I came across a quote that spoke to me. It is by the tragedian Aeschylus (525-456) and as the author who quoted says, it intends to mean that the pain we suffer brings us wisdom.
that we must suffer, suffer into truth.
We cannot sleep, and drop by drop at the heart
the pain of pain remembered comes again,
and we resist, but ripeness comes as well,
From the gods enthroned on the awesome rowing-bench
there comes a violent love.
What strikes me is the "pain of pain remembered" as though we are made of finer stuff than we can know, and that the REAL person is arrived at through a process, perhaps of pain, but that we remember ourselves into being. We existed before birth, we will exist after death. And the state in which we exist out of life, in a place beyond life, is beautiful, healthy, and good. Immortal we are more than we are when we are mortal. As mortals we are always striving to remember our immortal state.

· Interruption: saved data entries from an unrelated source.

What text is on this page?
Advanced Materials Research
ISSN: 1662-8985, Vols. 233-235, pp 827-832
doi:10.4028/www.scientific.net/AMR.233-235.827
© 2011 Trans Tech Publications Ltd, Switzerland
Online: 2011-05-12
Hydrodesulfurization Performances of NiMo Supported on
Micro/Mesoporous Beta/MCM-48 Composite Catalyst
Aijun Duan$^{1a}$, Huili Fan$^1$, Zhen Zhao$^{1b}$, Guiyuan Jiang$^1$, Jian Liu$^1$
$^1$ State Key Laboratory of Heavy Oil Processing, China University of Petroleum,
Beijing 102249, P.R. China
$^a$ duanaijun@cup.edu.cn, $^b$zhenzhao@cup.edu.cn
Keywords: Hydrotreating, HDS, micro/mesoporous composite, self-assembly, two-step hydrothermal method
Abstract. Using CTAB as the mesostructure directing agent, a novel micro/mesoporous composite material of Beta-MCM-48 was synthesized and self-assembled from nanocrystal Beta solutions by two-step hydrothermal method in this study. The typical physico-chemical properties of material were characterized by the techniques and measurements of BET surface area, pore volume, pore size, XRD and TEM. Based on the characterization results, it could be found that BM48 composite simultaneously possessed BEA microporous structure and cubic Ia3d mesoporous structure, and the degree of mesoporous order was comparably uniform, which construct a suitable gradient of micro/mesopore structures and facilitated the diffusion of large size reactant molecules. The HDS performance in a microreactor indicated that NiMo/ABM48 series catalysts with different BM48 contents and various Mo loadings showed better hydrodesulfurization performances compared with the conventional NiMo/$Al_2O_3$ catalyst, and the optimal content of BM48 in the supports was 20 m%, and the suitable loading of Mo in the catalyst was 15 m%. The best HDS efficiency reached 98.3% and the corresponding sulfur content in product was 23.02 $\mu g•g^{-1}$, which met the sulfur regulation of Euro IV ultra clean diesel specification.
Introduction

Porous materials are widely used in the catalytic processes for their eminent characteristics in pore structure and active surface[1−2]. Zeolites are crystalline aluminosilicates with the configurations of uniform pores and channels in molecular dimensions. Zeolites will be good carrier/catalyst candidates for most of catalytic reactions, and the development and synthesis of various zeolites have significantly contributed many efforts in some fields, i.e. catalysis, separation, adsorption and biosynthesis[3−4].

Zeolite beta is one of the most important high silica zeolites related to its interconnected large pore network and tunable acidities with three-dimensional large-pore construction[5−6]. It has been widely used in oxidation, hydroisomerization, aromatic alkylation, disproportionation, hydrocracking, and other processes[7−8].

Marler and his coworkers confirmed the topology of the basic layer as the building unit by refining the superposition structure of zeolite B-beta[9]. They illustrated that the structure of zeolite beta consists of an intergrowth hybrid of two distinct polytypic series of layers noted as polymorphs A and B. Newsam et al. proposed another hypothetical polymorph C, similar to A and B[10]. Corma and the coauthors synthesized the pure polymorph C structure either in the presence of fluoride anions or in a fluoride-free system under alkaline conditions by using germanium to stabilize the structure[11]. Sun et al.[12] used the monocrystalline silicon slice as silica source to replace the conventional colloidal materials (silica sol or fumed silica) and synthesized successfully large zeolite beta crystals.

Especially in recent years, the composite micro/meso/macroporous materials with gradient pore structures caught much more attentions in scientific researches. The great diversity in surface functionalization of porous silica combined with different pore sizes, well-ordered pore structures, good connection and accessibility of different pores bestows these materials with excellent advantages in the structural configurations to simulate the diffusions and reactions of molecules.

Ever have that experience of doing something, and the nagging doubt that you did it wrong, and that you knew better? There is a center to everyone that is good and virtuous and it seems that we spend our entire lives trying to live closer and closer to this center. Well, not perhaps everyone. Some people's voyages, in an unexamined life takes them further and further away from the center to make foul mistakes, to be a burden in this world to others, a fountain of sorrow and hurt.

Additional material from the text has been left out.